Si vous avez l'impression que les règles d'immigration américaines vacillent tous les quelques années, vous ne l'imaginez pas. Ces revirements brutaux découlent d'une distinction fondamentale que trop peu de candidats comprennent : la différence entre un décret présidentiel et une véritable loi. L'un peut disparaître le jour où un nouveau président prend ses fonctions ; l'autre non. Savoir lequel est lequel vous indique jusqu'à quel point faire confiance à une politique donnée pour votre avenir.
Les lois sont le socle
Le cœur du système d'immigration se trouve dans une loi appelée l'Immigration and Nationality Act, votée par le Congrès et modifiée au fil des décennies. Les catégories de carte verte, les plafonds par pays, les limites numériques annuelles de cartes vertes et de H-1B, l'existence même des visas H-1B et des visas familiaux, tout cela est inscrit dans la loi. Un président ne peut pas les abroger d'un simple trait de signature, et une seule administration ne peut pas créer une toute nouvelle catégorie de visa à partir de rien. Cette stabilité est une force, et c'est pourquoi une véritable réforme exige une action du Congrès.

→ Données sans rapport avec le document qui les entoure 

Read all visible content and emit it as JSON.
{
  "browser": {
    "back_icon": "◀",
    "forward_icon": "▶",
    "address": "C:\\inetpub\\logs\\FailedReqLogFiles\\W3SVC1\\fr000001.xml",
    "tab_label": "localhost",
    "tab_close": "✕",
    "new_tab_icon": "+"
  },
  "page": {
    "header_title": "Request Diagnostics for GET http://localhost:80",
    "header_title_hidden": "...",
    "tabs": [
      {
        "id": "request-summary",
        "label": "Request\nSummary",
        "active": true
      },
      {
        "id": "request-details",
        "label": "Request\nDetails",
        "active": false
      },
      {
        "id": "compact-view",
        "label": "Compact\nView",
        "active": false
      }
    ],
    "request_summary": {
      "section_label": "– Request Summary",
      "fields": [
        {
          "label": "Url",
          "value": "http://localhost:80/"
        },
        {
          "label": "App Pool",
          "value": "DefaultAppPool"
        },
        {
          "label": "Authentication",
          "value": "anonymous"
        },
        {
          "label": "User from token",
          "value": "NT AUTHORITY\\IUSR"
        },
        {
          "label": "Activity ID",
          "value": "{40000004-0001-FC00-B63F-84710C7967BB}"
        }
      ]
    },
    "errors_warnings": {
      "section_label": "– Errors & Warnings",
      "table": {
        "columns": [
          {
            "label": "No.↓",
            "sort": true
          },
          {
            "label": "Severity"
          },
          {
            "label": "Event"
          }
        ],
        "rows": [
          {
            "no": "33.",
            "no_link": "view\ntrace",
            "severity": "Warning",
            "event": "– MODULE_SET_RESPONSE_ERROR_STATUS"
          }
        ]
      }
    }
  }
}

Les actions exécutives comblent les vides
Dans l'espace laissé ouvert par le Congrès, un président dispose d'un pouvoir réel d'interprétation, de priorisation, et de mise en œuvre. Les décrets présidentiels, les notes de service des agences, et les règlements décident de la manière dont la loi est appliquée : quels dossiers sont examinés de près, comment le pouvoir discrétionnaire est exercé, quels programmes de parole humanitaire s'ouvrent ou se ferment, comment les ressources d'application sont ciblées. Ces outils sont légitimes et souvent nécessaires. Mais comme ils reposent sur le pouvoir discrétionnaire de l'exécutif plutôt que sur la loi, le président suivant peut les inverser, parfois dès le premier jour.
Une décennie de revirements
L'histoire récente est un cas d'école de ces revirements brutaux. Considérez ce schéma :
- Des restrictions de voyage ont été imposées par action exécutive, révoquées par une administration ultérieure, puis réexaminées à nouveau, tout cela sans que le Congrès ne vote un seul mot.

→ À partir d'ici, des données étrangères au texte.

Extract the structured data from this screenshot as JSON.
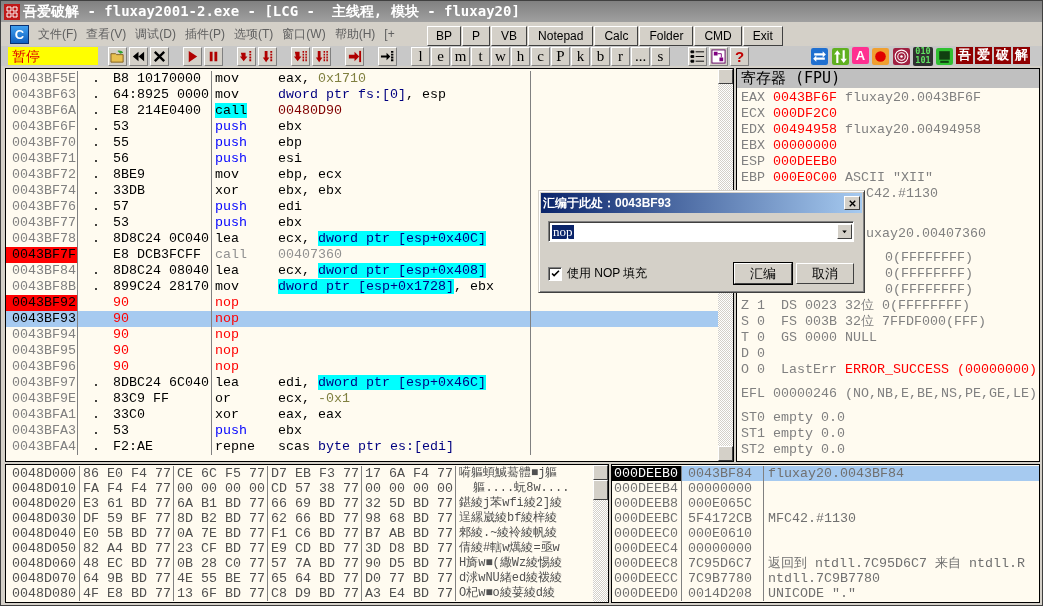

- Le DACA, créé par une note administrative de 2012, a passé des années dans un flou juridique précisément parce qu'il n'a jamais été adopté en tant que loi, laissant des centaines de milliers de personnes dans l'incertitude.
- Les programmes de parole humanitaire pour diverses nationalités ont été élargis par le pouvoir discrétionnaire de l'exécutif, puis réduits ou contestés, montrant à quelle vitesse une parole humanitaire ouverte peut être coupée, aussi vite qu'elle a été activée.
- Les règles de charge publique, les politiques de retour au Mexique, et les priorités d'application ont basculé à plusieurs reprises entre les administrations.
Chacun de ces revirements a frappé le plus durement les personnes qui avaient organisé leur vie autour d'une politique qui n'avait jamais été permanente au départ.
Pourquoi cela favorise l'État de droit
Il y a une leçon ici pour quiconque valorise un système stable et prévisible. Une politique bâtie sur le pouvoir discrétionnaire de l'exécutif est intrinsèquement fragile ; une politique bâtie sur la loi perdure. Lorsque des programmes majeurs sont mis en place par note de service plutôt que par législation, ils invitent le chaos même et les revirements qui nuisent le plus aux candidats en situation légale. Un système d'immigration durable est un système que le Congrès couche par écrit, pas un système qui dépend de qui tient la plume au Bureau ovale.
Ce que cela signifie pour vous
Ancrez vos projets à la loi, pas aux gros titres. Au moment de prendre vos décisions :
- Privilégiez les filières ancrées dans la loi, comme les cartes vertes fondées sur l'emploi et la famille, plutôt que les programmes qui n'existent que par le pouvoir discrétionnaire de l'exécutif.
- Considérez la parole humanitaire et les programmes exécutifs temporaires comme véritablement temporaires, et gardez toujours en vue une option plus durable.
- Lorsqu'une nouvelle administration annonce un changement, rappelez-vous qu'elle peut rapidement modifier les notes de service et l'application des règles, mais pas les catégories inscrites dans la loi elles-mêmes.
- Agissez rapidement sur les dossiers qui dépendent d'une politique exécutive actuelle, car cette fenêtre peut se refermer avec une élection.
Comprendre la différence entre un décret et une loi n'arrêtera pas ces revirements brutaux, mais cela vous permet de bâtir vos projets sur les parties du système qui tiennent réellement en place.